By Alyssa Cole
The books are Radio Silence, Signal Boost, and Mixed Signals.
I’m not even sure how I came across these books, but I devoured them, haha. I mean, a black girl and an Asian boy meeting and finding loooove during the apocalypse? Then Asian boy’s gay brother and random Scandanavian? Then Asian boy’s cool sister finding more loooove in childhood Latino family friend? I mean, the author was ticking all the diversity boxes. I’m not sure whether I’m too used to characters being mainly white, particularly in the US context which is where they’re based in this series, but the level of diversity almost felt forced. So I’m not sure if that’s the author’s writing or my difficulty changing my paradigm to one that actually accepts diversity as the status quo. If the latter, it’s okay, because that’s why we’re doing this, right? To change that mentality and start to accept that, hey, why can’t a family just have a bunch of different coloured people who fall in loooove.

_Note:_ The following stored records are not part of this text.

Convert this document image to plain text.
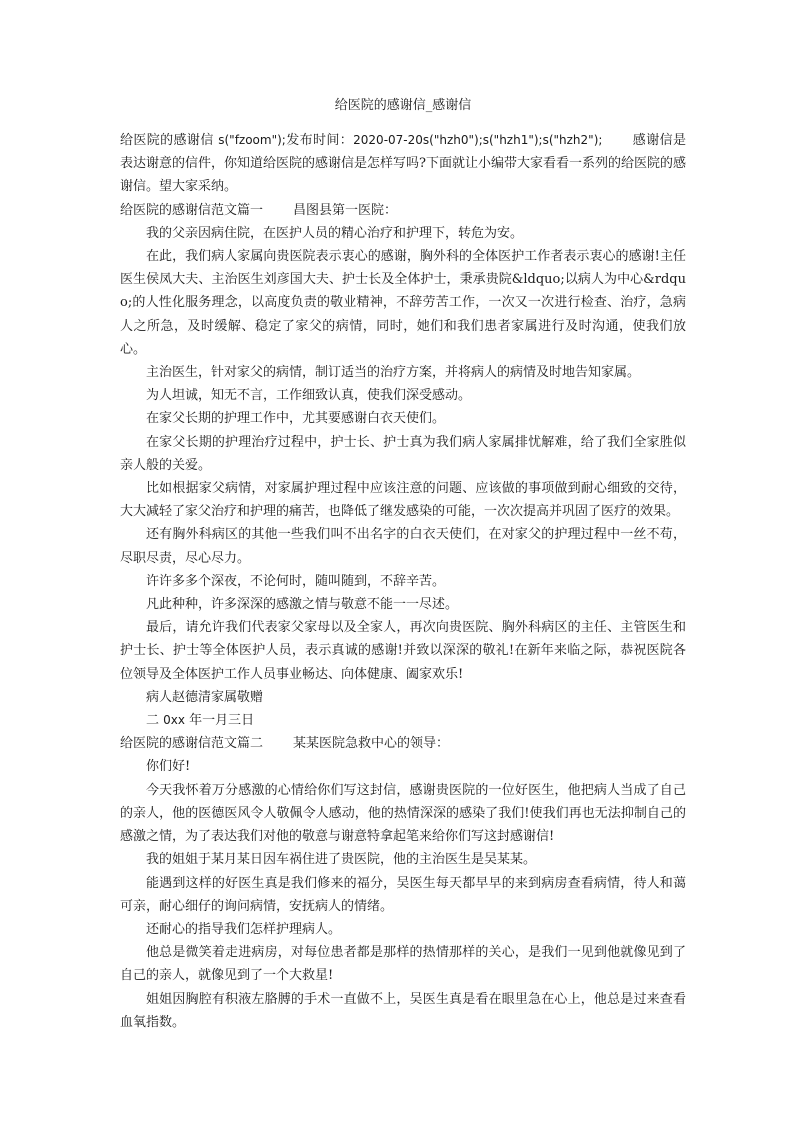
给医院的感谢信_感谢信

给医院的感谢信 s("fzoom");发布时间：2020-07-20s("hzh0");s("hzh1");s("hzh2"); 感谢信是表达谢意的信件，你知道给医院的感谢信是怎样写吗?下面就让小编带大家看看一系列的给医院的感谢信。望大家采纳。

给医院的感谢信范文篇一 昌图县第一医院：

我的父亲因病住院，在医护人员的精心治疗和护理下，转危为安。

在此，我们病人家属向贵医院表示衷心的感谢，胸外科的全体医护工作者表示衷心的感谢!主任医生侯凤大夫、主治医生刘彦国大夫、护士长及全体护士，秉承贵院&ldquo;以病人为中心&rdquo;的人性化服务理念，以高度负责的敬业精神，不辞劳苦工作，一次又一次进行检查、治疗，急病人之所急，及时缓解、稳定了家父的病情，同时，她们和我们患者家属进行及时沟通，使我们放心。

主治医生，针对家父的病情，制订适当的治疗方案，并将病人的病情及时地告知家属。

为人坦诚，知无不言，工作细致认真，使我们深受感动。

在家父长期的护理工作中，尤其要感谢白衣天使们。

在家父长期的护理治疗过程中，护士长、护士真为我们病人家属排忧解难，给了我们全家胜似亲人般的关爱。

比如根据家父病情，对家属护理过程中应该注意的问题、应该做的事项做到耐心细致的交待，大大减轻了家父治疗和护理的痛苦，也降低了继发感染的可能，一次次提高并巩固了医疗的效果。

还有胸外科病区的其他一些我们叫不出名字的白衣天使们，在对家父的护理过程中一丝不苟，尽职尽责，尽心尽力。

许许多多个深夜，不论何时，随叫随到，不辞辛苦。

凡此种种，许多深深的感激之情与敬意不能一一尽述。

最后，请允许我们代表家父家母以及全家人，再次向贵医院、胸外科病区的主任、主管医生和护士长、护士等全体医护人员，表示真诚的感谢!并致以深深的敬礼!在新年来临之际，恭祝医院各位领导及全体医护工作人员事业畅达、向体健康、阖家欢乐!

病人赵德清家属敬赠

二 0xx 年一月三日

给医院的感谢信范文篇二 某某医院急救中心的领导：

你们好!

今天我怀着万分感激的心情给你们写这封信，感谢贵医院的一位好医生，他把病人当成了自己的亲人，他的医德医风令人敬佩令人感动，他的热情深深的感染了我们!使我们再也无法抑制自己的感激之情，为了表达我们对他的敬意与谢意特拿起笔来给你们写这封感谢信!

我的姐姐于某月某日因车祸住进了贵医院，他的主治医生是吴某某。

能遇到这样的好医生真是我们修来的福分，吴医生每天都早早的来到病房查看病情，待人和蔼可亲，耐心细仔的询问病情，安抚病人的情绪。

还耐心的指导我们怎样护理病人。

他总是微笑着走进病房，对每位患者都是那样的热情那样的关心，是我们一见到他就像见到了自己的亲人，就像见到了一个大救星!

姐姐因胸腔有积液左胳膊的手术一直做不上，吴医生真是看在眼里急在心上，他总是过来查看血氧指数。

I keep writing looooove, mind you, because that’s what happens. This is a traditional teenager/young adult series. It has them meet, sparks just flying all over the place (and I think back to when I met my boyfriend, and just, nah, this did not happen haha) and the relationship immediately takes root, drama drama, but all things are solved in the end because, no matter what, they have looooove.
I mean, the plot itself is pretty interesting, but that might be because I love a good apocalypse or alternate universe, and here the cell towers or satellites have messed up, there’s no signal (get it? Radio silence, signals?) so no internet, no phone calls, etc. People are losing it, everyone’s Izzy-level “survival of the fittest” and the main black girl and her gay Asian roommate decide to go to his family’s cabin in the woods where his family are supposed to be. It’s quite clichéd. The way they describe these characters, they’re caricatures of beauty and intelligence and insert-positive-adjective-here; like the Asian sister’s “spunky” and “fierce” and “independent”, the way the rebel Asian girl is supposed to be. But that’s what makes a good teen book. Easy characters, easy plot, easy reading.